Gardai-trapped people who make unnecessary trips this weekend will have at least three opportunities to comply with the law before being arrested, according to a Garda management direction.
Before resorting to arrest, Gardaí must go through the four-step escalation process called “involve, explain, encourage, enforce,” Garda superintendents have been advised.
Under emergency law, anyone traveling for nonessential reasons or exercising more than 2 km from home will commit a crime.
Stepwise
Taoiseach Department deputy secretary general Liz Canavan said Thursday that work was underway to determine what the lifting of the restrictions would be like.
“I suppose at first we all might have thought it would happen all at once, but now we are more clear that it will happen in a much more gradual way.” So there is work in progress and there are a number of subgroups that analyze a variety of problems, “he said.
“The purpose of the group of senior officials and the cabinet committee is to chart our path through this so that it is constantly reviewed in relation to where we are now.
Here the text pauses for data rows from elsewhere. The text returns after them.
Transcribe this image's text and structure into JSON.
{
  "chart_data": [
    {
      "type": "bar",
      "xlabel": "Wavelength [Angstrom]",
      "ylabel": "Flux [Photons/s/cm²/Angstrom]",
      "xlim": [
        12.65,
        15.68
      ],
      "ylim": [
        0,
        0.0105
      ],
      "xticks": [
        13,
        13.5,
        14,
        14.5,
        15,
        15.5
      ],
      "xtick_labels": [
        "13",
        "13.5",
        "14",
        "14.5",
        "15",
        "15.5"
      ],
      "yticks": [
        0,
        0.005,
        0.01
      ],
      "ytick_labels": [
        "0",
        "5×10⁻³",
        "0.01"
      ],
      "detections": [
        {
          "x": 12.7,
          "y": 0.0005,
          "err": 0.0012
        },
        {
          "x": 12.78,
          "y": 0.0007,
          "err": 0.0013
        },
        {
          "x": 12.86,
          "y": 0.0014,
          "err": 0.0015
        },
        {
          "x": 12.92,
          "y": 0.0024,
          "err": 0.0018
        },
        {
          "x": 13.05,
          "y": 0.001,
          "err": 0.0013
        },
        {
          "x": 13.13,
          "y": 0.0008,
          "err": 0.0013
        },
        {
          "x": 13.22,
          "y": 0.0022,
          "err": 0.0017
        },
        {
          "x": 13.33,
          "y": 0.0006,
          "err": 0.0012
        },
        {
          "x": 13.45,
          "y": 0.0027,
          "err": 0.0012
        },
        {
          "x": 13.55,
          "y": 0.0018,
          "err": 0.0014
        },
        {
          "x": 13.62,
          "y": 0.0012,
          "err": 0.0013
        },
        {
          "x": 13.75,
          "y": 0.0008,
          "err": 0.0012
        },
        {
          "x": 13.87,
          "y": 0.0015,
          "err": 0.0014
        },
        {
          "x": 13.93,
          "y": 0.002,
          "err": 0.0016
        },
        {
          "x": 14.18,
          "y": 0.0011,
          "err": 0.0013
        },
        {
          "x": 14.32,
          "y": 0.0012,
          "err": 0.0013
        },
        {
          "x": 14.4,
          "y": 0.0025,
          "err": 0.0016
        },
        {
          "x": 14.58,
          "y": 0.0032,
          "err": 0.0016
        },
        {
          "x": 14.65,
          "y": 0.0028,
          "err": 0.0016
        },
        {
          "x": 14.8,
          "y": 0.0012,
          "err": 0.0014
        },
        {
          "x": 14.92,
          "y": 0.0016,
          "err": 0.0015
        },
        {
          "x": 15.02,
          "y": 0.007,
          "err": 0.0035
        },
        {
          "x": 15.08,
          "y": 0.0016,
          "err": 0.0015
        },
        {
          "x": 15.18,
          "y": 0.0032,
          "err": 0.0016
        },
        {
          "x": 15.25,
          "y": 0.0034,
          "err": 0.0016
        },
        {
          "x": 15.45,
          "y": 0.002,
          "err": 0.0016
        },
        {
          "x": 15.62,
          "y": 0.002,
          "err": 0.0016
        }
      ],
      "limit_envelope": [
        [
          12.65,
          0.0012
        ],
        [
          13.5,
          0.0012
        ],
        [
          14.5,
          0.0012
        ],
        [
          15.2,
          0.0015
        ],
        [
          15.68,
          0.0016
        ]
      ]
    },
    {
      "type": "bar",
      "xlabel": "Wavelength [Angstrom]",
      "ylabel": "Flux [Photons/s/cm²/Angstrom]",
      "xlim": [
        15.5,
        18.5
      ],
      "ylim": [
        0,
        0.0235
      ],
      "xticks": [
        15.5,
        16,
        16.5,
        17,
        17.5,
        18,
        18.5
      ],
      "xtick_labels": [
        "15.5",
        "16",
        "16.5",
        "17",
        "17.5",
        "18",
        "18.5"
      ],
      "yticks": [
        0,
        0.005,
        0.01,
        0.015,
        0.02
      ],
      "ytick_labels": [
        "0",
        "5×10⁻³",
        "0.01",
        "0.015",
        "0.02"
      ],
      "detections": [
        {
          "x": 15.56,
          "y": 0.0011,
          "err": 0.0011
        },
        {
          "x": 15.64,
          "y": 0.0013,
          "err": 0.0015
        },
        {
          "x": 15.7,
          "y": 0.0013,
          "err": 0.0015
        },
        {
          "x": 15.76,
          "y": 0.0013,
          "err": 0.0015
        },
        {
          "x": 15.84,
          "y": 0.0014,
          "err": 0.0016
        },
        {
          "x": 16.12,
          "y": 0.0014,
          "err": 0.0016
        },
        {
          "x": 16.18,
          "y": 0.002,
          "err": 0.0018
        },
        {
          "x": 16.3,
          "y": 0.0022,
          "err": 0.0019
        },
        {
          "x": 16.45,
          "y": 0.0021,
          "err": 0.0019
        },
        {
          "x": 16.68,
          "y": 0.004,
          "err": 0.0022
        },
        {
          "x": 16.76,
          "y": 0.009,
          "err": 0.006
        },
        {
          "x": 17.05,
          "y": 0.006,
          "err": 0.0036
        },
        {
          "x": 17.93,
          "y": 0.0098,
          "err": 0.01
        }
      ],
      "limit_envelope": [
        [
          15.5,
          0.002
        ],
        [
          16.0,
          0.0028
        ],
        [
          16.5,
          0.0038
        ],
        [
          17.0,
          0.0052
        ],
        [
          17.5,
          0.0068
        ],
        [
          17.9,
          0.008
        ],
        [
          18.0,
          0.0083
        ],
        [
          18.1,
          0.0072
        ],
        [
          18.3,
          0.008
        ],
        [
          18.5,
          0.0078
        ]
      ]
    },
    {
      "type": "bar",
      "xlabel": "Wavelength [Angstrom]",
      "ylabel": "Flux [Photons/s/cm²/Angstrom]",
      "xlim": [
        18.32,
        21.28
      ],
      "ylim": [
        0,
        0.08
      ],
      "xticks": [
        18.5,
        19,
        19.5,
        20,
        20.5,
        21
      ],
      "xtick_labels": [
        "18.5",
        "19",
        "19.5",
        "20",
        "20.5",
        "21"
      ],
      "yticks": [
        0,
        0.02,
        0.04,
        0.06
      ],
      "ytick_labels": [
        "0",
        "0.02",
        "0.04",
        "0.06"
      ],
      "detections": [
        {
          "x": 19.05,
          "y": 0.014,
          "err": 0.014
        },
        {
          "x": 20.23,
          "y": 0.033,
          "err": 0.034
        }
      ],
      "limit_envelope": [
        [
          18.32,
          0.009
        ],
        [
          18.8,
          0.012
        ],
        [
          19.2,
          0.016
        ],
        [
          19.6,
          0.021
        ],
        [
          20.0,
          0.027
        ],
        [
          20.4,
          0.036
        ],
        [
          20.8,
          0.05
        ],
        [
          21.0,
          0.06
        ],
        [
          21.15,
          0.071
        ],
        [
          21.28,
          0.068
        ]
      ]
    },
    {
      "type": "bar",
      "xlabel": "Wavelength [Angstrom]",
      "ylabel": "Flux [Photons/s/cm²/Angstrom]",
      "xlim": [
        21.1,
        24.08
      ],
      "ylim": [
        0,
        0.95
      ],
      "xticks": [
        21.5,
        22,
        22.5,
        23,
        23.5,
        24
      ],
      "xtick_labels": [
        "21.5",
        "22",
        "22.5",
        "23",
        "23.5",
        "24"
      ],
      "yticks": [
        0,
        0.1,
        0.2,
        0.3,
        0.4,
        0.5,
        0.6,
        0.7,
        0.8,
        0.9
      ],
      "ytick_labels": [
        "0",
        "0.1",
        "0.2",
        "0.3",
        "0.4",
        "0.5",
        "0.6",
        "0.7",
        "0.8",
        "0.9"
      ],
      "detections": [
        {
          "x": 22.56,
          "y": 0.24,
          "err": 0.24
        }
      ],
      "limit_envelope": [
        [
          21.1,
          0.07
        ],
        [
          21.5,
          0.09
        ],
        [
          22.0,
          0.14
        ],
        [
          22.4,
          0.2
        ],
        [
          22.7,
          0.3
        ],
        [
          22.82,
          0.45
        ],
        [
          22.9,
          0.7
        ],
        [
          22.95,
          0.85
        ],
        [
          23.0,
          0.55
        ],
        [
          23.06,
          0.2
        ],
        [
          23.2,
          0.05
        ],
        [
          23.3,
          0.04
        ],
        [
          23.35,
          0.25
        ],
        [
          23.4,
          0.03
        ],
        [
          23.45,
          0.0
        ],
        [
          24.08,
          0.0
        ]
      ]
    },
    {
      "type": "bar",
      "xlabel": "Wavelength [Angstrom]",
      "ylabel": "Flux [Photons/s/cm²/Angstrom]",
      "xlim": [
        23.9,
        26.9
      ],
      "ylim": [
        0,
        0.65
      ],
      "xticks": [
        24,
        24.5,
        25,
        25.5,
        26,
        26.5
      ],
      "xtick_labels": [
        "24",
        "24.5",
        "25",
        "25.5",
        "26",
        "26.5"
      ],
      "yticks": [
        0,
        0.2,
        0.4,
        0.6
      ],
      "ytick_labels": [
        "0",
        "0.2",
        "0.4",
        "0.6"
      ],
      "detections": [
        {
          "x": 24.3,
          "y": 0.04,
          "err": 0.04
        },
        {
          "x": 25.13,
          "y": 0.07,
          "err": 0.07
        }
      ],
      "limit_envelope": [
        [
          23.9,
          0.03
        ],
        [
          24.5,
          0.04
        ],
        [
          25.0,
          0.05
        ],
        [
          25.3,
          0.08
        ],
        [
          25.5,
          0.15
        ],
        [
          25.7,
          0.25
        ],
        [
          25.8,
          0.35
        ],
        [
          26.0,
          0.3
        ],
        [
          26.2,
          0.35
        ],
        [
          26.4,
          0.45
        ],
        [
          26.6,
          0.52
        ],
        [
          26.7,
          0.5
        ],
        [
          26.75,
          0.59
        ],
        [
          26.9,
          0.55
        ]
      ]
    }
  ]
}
So we published the action plan [and] we keep updating that. “
However, ministers and senior officials went out of their way to emphasize that any relaxation of the restrictions was weeks away and entirely dependent on uncertain factors, not just further reductions in the infection rate but a significant increase in testing and traceability.
It was announced Thursday night that 28 more people had died from the coronavirus, bringing the total number of deaths in the state to 263.
Fifteen of the patients who died were women and 13 men, with an average age of 84 years, according to the National Public Health Emergency Team. Nineteen of the patients had an underlying health condition. Some 22 of the deaths were located in the east, two in the northwest, two in the south and two in the west.
The number of confirmed cases in the State increased by 500, the largest increase in a single day to date and now stands at 6,574.
The analysis carried out by the Health Surveillance Protection Center (HSPC) of 6,444 cases as of Tuesday shows that the average age of known cases is 48 years.
Although the number of known cases increased significantly on Thursday, data compiled for the Department of Health shows that the growth rate is beginning to slow. While new cases were growing at a rate of 33% at the start of the outbreak, that has slowed to 9% this week.
Additionally, there has been a significant decrease in the infection rate – the number of infections caused by people infected with the virus.
At the start of the outbreak, each case was responsible for 4.5 infections; This had now been reduced to approximately one person, said Professor Philip Nolan, chair of the epidemiological modeling group of the National Public Health Emergency Team.
Medical Director Dr. Tony Holohan said he was “sensitive” to the uncertainty that Leaving Cert students face regarding state tests, and officials “will try to provide as much certainty as quickly as we can.”
Dr. Holohan added that traveling to the country from the UK and beyond was “very very limited” for returning Irish citizens and essential workers, such as transport drivers working in key supply chains.
More expensive
HSE’s chief clinical director, Dr. Colm Henry, said the health service’s position on the use of face masks had not changed, and only people recommended to wear masks should wear protective gear.
The latest HSPC figures show that two more people between the ages of 35 and 54 died earlier this week, bringing the number of coronavirus victims under the age of 55 to 12.
Among the confirmed daily deaths announced on Monday, April 6, was a person between the ages of 35 and 44 and a person between the ages of 45 and 54.
Of the total of 223 deaths reported Monday, 200 people were 65 or older; 11 were between 55 and 64 years old; seven were between 45 and 54 years old; three were between 35 and 44 years old; and two were between 25 and 34 years old.
Of 5,981 laboratory-confirmed cases of Covid-19, the 223 deaths yielded a mortality rate of 3.7 percent.